Revisiting The Purpose Of The Copyright Monopoly: Science And The Useful Arts - cyphersanctus
http://torrentfreak.com/revisiting-the-purpose-of-the-copyright-monopoly-science-and-the-useful-arts-121202/

======
tzs
> The second thing we note is the “science” part. The US Constitution only
> gives Congress the right to protect works of knowledge – educational works,
> if you like – with a copyright monopoly. “Creative works” such as movies and
> music are nowhere to be found whatsoever in this empowerment of Congress to
> create temporary government-sanctioned monopolies.
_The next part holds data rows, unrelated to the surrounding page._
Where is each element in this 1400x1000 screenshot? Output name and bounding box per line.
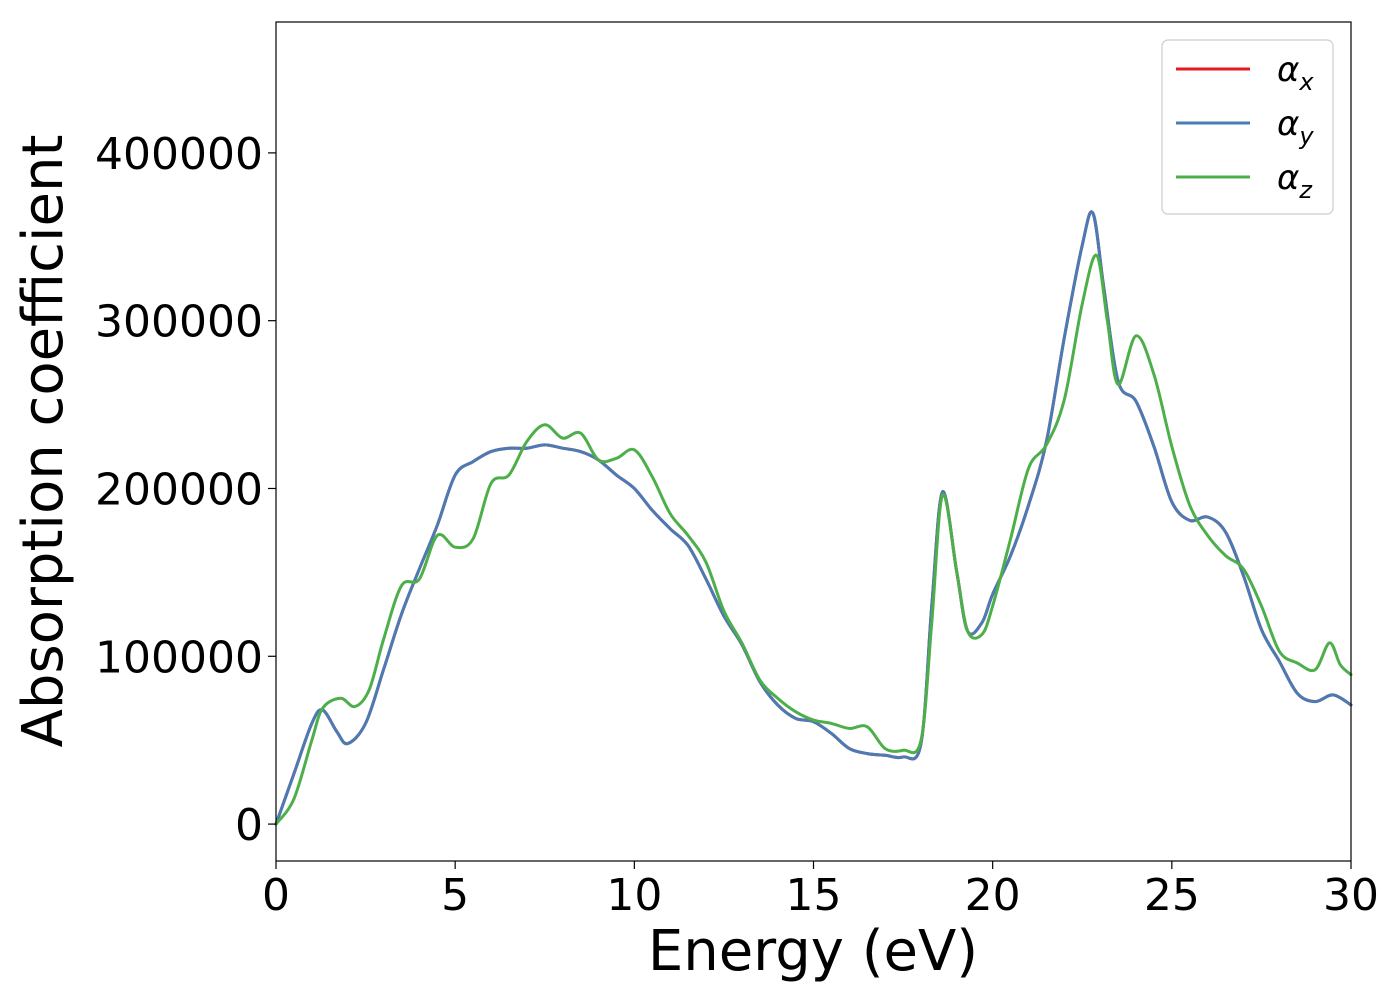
legend-subscript: y [1298,122,1314,150]
legend-symbol: α [1277,158,1299,198]
legend-label-y: αy [1277,104,1314,150]
x-tick-label: 15 [786,870,842,921]
y-tick-label: 0 [235,800,263,851]
legend-subscript: x [1298,68,1314,96]
legend-label-x: αx [1277,50,1314,96]
legend-symbol: α [1277,104,1299,144]
x-tick-label: 5 [441,870,469,921]
series-line-z [274,253,1353,826]
legend-frame [1161,39,1334,215]
x-tick-label: 0 [262,870,290,921]
legend-symbol: α [1277,50,1299,90]
y-tick-label: 300000 [95,297,263,348]
x-tick-label: 30 [1323,870,1379,921]
y-axis-label: Absorption coefficient [11,135,76,748]
legend-label-z: αz [1277,158,1313,204]
y-tick-label: 200000 [95,464,263,515]
y-axis: 0 100000 200000 300000 400000 [95,129,276,851]
series-line-y [274,210,1353,826]
y-tick-label: 400000 [95,129,263,180]
x-tick-label: 25 [1144,870,1200,921]
series-layer [274,210,1353,826]
y-tick-label: 100000 [95,632,263,683]
x-tick-label: 10 [606,870,662,921]
x-tick-label: 20 [965,870,1021,921]
x-axis: 0 5 10 15 20 25 30 [262,861,1379,921]
legend-subscript: z [1298,176,1313,204]
x-axis-label: Energy (eV) [648,919,978,984]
"Science" in the 18th century did not mean the same thing it does now. What we
now call "science" would have been called "natural philosophy" back then.
There was not much discussion of the copyright clause when the Constitution
was being drafted, and the changes between drafts seem to have been more due
to bikesheding than due to legal concerns.

The main intent of the copyright clause seems to have been to allow for a
Federal law to provide a uniform replacement for the patchwork of common law
and state law that was currently in effect. They didn't feel the need to
specify in great deal exactly what types of works could be covered because
that was implicitly the kind of works state and common law copyright covered.

From the very first Congress onward, Congress and the Supreme Court took this
as basically being any work of authorship.